[FreeBSD] Interprocess Communication

2024. 6. 29. 22:56ComputerScience/FreeBSD

 

 

 

 

2.12 Interprocess Communication

  • Interprocess communication in FreeBSD is organized in communication domains. The most important domains currently supported include the local domain, for communication between processes executing on the same machine;
    the
    IPv4 domain, for communication between processes using the TCP/IP protocol suite (version 4);
    and the
    IPv6 domain, which is the newest version of the Internet protocols. (주소 부족한 문제를 해결하기 위해) 
  • Within a domain, communication takes place between communication endpoints known as sockets. As mentioned in Section 2.7, the socket system call creates a socket and returns a descriptor; other IPC system calls are described in Chapter 12. Each socket has a type that defines its communications semantics; these semantics include properties such as reliability, ordering, and prevention of the duplication of messages.

 

  • Each socket has associated with it a communication protocol. This protocol provides the semantics (의미) required by the socket according to the latter’s type. Applications may request a specific protocol when creating a socket or may allow the system to select a protocol that is appropriate for the type of socket being created.
  • Sockets may have addresses bound to them. The form and meaning of socket addresses are dependent on the communication domain in which the socket is created. Binding a name to a socket in the local domain causes a file to be created in the filesystem, while binding an IP address to a socket only updates an entry in the socket structure.
  • Normal data transmitted and received through sockets are untyped. Data-representation issues are the responsibility of libraries built on top of the interprocess-communication facilities. (presentation layer?) 

 

  • Networking implementations on UNIX before 4.2BSD usually worked by overloading the character-device interfaces. One goal of the socket interface was for naive programs to be able to work without change on stream-style connections. Such programs can work only if the read and write system calls are unchanged.
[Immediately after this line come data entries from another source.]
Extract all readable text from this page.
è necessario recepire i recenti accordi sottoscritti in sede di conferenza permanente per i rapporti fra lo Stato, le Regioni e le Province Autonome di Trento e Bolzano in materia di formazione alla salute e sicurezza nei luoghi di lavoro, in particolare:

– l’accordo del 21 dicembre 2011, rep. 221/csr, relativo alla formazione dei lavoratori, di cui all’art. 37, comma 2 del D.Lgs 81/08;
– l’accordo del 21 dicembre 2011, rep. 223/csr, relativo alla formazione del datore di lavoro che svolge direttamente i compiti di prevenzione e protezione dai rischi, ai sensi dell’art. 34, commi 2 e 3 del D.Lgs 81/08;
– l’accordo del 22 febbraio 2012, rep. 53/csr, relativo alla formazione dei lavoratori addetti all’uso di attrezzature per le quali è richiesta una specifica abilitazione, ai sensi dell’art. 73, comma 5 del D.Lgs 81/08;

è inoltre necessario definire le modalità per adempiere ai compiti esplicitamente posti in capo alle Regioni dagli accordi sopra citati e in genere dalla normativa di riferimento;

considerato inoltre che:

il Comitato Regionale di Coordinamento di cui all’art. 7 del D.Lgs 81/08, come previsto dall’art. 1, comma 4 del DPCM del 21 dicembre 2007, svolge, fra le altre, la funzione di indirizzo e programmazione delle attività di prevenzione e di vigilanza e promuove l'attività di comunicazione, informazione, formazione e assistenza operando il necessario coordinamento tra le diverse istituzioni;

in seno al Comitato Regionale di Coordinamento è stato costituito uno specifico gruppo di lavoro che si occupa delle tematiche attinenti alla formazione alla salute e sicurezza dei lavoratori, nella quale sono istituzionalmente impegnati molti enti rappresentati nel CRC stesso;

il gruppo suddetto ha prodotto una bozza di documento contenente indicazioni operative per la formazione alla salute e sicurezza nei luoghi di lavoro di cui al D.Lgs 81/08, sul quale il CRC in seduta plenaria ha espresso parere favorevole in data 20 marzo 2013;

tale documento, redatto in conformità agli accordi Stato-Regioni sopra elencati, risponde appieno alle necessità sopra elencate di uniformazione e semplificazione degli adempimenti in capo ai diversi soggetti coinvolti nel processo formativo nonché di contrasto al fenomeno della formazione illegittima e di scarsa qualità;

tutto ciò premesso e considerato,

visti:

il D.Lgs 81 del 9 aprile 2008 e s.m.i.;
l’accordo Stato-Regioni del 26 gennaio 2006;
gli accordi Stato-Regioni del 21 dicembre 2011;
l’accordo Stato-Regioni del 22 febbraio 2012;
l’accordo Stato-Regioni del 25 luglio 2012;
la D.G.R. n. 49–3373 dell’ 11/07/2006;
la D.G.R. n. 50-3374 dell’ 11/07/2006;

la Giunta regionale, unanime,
Consequently, the original interfaces were left intact and were made to work on stream-type sockets. A new interface was added for datagram sockets, where a destination address must be presented with each send call.

 

  • Implementations of the sockets API exist for pretty much every modern operating system, including several that differ greatly from UNIX. FreeBSD also supports several local IPC mechanisms not related to networking, including semaphores, message queues, and shared memory. These mechanisms are covered in Section 7.2.
  • The increasing power of computer systems has lead to the virtualization of many kernel services, including those related to IPC. A recent feature of FreeBSD is a virtualized network stack in which elements such as sockets, network addresses, and network routing tables may not be global across the entire system, but contained within a single network stack instance. (global하지 않다 == virtualization?) The purpose of these virtualization features is to allow a system administrator to configure a single system to serve several separate networks as might be common at an ISP.